Mekhitza-Jewish Tradition

A mekhitza is a dividing wall or barrier that is used to separate men and women. It could be simply a separate room, a curtain, or anything else that serves as a barrier. Many synagogues do not have a mekhitza; it is used primary by Orthodox Jews during worship. The reason given for mekhitza is that it would supposedly help men focus on their prayers rather than on women. It is also said that the mekhitza was made as a response to the surrounding non-Jewish communities who included sexual activities in their rituals which Judaism wanted to distance itself from, preventing any confusion by separating women and men during worship altogether ("The Synagogue: The Mekhitza").
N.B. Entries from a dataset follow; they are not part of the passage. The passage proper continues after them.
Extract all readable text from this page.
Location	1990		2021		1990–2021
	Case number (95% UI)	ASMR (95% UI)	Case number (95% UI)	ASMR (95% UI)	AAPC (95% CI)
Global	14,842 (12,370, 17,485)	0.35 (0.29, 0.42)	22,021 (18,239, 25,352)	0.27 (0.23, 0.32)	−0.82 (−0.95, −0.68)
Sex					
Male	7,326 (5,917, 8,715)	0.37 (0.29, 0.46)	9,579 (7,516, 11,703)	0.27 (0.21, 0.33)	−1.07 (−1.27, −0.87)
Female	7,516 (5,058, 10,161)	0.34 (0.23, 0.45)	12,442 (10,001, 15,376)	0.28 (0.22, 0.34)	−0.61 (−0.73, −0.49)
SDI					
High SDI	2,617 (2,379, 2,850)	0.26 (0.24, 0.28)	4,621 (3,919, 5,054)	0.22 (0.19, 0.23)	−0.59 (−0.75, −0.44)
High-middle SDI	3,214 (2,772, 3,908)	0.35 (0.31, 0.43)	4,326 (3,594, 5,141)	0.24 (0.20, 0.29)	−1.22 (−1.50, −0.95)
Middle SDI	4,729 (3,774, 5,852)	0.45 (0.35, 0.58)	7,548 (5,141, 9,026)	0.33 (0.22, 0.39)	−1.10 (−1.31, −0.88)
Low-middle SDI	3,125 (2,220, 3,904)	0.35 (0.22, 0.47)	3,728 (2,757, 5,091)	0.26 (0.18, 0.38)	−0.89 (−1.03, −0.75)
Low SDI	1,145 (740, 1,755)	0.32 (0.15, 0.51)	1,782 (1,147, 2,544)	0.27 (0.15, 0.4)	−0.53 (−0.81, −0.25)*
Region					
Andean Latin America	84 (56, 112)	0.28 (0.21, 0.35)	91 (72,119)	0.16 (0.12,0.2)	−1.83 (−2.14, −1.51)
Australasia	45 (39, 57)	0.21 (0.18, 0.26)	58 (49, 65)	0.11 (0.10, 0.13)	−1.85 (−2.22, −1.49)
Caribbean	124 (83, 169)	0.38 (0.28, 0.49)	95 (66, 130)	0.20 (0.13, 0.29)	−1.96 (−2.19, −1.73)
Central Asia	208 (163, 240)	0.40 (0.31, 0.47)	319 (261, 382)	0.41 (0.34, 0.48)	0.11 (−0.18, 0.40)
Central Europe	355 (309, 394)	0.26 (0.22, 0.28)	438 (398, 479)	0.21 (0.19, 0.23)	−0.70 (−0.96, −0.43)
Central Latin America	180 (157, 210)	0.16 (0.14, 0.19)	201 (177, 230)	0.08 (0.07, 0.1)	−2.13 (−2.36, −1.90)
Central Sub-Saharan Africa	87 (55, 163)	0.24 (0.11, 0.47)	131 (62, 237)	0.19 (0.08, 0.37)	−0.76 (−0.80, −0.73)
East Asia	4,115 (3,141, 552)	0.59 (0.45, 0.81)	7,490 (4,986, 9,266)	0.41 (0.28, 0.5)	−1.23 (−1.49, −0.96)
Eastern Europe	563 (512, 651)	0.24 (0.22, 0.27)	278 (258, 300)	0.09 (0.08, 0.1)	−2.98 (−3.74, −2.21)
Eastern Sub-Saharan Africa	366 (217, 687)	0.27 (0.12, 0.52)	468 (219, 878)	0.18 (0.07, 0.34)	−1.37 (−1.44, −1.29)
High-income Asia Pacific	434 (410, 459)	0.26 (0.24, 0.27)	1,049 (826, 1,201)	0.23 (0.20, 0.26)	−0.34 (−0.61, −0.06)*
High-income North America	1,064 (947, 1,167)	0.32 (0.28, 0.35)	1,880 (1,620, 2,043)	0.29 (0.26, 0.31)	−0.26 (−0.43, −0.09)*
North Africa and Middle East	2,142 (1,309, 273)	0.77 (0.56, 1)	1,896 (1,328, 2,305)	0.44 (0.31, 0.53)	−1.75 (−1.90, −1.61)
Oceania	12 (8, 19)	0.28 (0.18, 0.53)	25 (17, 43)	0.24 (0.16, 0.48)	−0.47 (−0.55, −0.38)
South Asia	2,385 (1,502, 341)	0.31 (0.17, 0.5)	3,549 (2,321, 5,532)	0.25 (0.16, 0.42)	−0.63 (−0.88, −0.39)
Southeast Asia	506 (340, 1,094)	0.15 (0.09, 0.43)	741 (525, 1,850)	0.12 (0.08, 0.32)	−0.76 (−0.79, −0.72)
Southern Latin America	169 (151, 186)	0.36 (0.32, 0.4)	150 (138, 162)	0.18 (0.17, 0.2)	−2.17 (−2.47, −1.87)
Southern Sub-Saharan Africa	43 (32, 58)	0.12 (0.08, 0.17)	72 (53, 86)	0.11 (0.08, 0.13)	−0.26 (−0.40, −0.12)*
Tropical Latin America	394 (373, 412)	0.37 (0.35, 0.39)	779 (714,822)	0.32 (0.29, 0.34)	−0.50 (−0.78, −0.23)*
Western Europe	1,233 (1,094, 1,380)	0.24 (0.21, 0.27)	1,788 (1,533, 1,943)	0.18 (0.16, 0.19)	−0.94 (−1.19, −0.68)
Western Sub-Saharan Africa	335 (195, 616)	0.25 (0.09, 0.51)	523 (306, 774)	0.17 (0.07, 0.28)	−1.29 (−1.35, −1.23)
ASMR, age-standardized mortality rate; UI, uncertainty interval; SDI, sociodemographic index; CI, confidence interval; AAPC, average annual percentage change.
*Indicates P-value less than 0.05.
The closest thing in the Torah to a command for separation between genders that I have found is the statement, "So Moses went down from the mountain to the people and sanctified the people, and they washed their clothes. And he said to the people, 'Be ready for the third day; do not come near your wives'" (Exodus 19:14-15). In context, the Lord was going to have a special meeting with Israel, and being clean -- avoiding sexual relations and/or distractions -- seemed to be part of the requirement for preparation in this case.

Sex is not bad. Just like eating is not bad, but fasting (abstaining from food) was done in the Bible so that people could prioritize the eternal over temporal. "Proclaim a holy fast, call for a solemn assembly, gather the leaders and all who live in the land to the house of Adonai your God, and cry out to Adonai" (Joel 1:14). Likewise, sex is fine in itself (in the context of marriage), but refraining can help people focus on more important things. "Do not deprive each other of sexual relations, unless you both agree to refrain from sexual intimacy for a limited time so you can give yourselves more completely to prayer. Afterward, you should come together again so that Satan won't be able to tempt you because of your lack of self-control" (1 Corinthians 7:5).

However, that verse doesn't promote the extreme view that one cannot see women while worshiping God. The Bible says, "Don't let your heart lust after her beauty or allow her glance to captivate you" (Proverbs 6:25). Lust is something one must take personal ownership for, and one cannot blame a women's presence for lust any more than Adam could blame Eve for his own behavior of choosing to eat the forbidden fruit. God did not ask man to remove the forbidden fruit from the garden; God asked man to be righteous despite the presence of the forbidden fruit. The problem wasn't the tree; it was the coveting and theft inside the heart. Likewise, it is not a woman's presence that should be removed during worship; it is the impurity in the heart that needs to be removed, regardless of how a woman looks. It is a sinful heart that makes doing wrong tempting, not your surroundings.

We should note that "So God created humankind in his own image; in the image of God, he created him: male and female he created them" (Genesis 1:27). There is no need to hide half of God's image because God's image is in both genders serving the Lord. It is not a sin to want some privacy of course, or even spend some time with only your own gender on occasion if your motives are fine. And while no one should be lustful during worship, seeing the opposite gender is not the problem or something one can blame lust on. No law says women and men cannot see each other during worship, so the mekhitza is not necessary, a new heart is. "Create in me a pure heart, O God, and renew a steadfast spirit within me" (Psalm 51:10).

Reference:

"The Synagogue: The Mekhitza," Jewish Virtual Library.